- Country: Russia
- Region: Yamalo-Nenets Autonomous Okrug
- Offshore/onshore: onshore
- Operator: Novatek

Field history
- Discovery: 1971
- Start of development: 1971
- Start of production: 1994

Production
- Current production of gas: 34.8×10^^{6} m^{3}/d 1.23×10^^{9} cu ft/d
- Estimated oil in place: 21 million tonnes (~ 24.8×10^^{6} m^{3} or 156 million bbl)
- Estimated gas in place: 198×10^^{9} m^{3} 7.013×10^^{12} cu ft

= East-Tarkosalinskoye gas field =

Gas field in Yamalo-Nenets Autonomous Okrug, Russia

The East-Tarkosalinskoye (восточно-таркосалинскго) gas field is a natural gas field located in the Yamalo-Nenets Autonomous Okrug.
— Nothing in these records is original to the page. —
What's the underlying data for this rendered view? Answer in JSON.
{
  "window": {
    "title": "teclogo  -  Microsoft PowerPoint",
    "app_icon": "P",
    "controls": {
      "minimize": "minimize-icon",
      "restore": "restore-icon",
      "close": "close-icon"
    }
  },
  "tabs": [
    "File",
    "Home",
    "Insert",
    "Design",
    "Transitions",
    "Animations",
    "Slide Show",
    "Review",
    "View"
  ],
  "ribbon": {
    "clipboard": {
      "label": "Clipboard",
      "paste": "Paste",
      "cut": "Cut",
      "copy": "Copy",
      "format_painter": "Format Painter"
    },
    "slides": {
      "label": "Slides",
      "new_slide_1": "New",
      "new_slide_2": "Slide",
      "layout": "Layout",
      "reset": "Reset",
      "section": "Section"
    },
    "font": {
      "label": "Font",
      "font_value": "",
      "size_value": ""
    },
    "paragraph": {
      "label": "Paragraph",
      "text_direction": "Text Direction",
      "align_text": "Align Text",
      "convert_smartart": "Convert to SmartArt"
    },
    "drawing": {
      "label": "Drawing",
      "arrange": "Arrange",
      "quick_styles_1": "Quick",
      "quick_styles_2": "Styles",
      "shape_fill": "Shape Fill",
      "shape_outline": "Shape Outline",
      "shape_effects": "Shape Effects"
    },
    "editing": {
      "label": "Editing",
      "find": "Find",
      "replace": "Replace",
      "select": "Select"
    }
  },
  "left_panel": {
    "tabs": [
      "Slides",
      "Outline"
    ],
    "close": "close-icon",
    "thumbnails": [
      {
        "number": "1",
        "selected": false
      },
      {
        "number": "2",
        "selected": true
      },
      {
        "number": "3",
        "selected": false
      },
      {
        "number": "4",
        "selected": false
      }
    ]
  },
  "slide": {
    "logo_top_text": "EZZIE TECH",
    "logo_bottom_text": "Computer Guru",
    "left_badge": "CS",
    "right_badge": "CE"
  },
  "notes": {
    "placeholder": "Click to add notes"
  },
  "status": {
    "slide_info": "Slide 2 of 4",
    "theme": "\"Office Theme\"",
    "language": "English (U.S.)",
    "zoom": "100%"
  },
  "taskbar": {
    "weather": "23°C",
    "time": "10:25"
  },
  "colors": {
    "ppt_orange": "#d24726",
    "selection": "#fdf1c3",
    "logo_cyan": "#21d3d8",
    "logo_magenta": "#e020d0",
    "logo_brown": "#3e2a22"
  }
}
It was discovered in 1971 and developed by Novatek. It began production in 1994 and produces natural gas and condensates. The total proven reserves of the East-Tarkosalinskoye gas field are around 7.013 trillion cubic feet (198 billion m^{3}).
Production peaked in 2006 and by 2023, Novatek had recovered 91% of the recoverable reserves.